I was the kid who always became sick in the car. I remember my dad needing pull over to the side of the road when I was very young and rushing to open the door to keep me from messing up the car interior. While I grew out of such intense illness, I continue to have difficulty if I try to read in a moving vehicle.

When I started to fly in passenger planes in my teens I felt terrible! I quickly learned to fly with Dramamine (and a companion to help me while I was obtunded by the medication), then the less drowsy type so I could function more independently. I continue my ritual of making sure I always have an airsickness bag in the seat pocket as soon as I sit down. The one time I tried using SeaBands without Dramamine I filled the bag. After that is was back to medications before every flight to spare my fellow travelers!

The early coping mechanisms I developed included Dramamine and using candy, such as Jolly Ranchers or mentos, to suck on at takeoff and landing.

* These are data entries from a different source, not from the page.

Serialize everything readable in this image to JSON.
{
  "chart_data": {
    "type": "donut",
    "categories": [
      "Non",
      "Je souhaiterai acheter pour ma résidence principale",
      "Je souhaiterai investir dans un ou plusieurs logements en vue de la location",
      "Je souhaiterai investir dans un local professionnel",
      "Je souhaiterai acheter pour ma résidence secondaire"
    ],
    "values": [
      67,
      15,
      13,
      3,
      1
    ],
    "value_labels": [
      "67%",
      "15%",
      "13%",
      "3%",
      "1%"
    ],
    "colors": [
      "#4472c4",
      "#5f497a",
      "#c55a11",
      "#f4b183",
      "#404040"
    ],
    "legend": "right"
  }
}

These worked to help keep the worst symptoms at bay, but even light pockets of air brought on nausea, not to mention when we’d hit true turbulence!

As a physical therapist, I’ve learned a lot more about the vestibular system, our balance system, and the interaction of what we see and what we feel. This helped me understand more about the cause of my own motion sickness- the mismatch of my inner ear telling me my position in space and tilt relative to the surface of the earth, and what me eyes were telling me inside the airplane cabin, that I remained sitting upright. This helped me understand the next big fix- always sit by a window! Using the horizon or the surface of the ground below brings my visual (eyes) and vestibular (inner ears) systems into agreement. Even up above the clouds this helps, as the clouds tend to follow the contour of the Earth overall. This is more challenging at night! However it goes a long way toward further reducing my nausea.

The next big thing I’ve learned is the role of our central nervous system in dizziness (which also has an effect on anxiety and pain perception). The sympathetic nervous system is our “fight or flight” system, and is reflected with short shallow breaths. The parasympathetic nervous system is our “rest and digest” system, and allows for decreased dizziness, nausea, stress, and pain perception. You can deliberately tap into that system by using slow belly breathing. Game changer! When that nauseous feeling starts creeping in, focus on your breath. Try to fill up your belly every time you inhale, like inflating a balloon. Let the breath out gently. Repeat. Notice your shoulders relax, and your abdominal muscles release.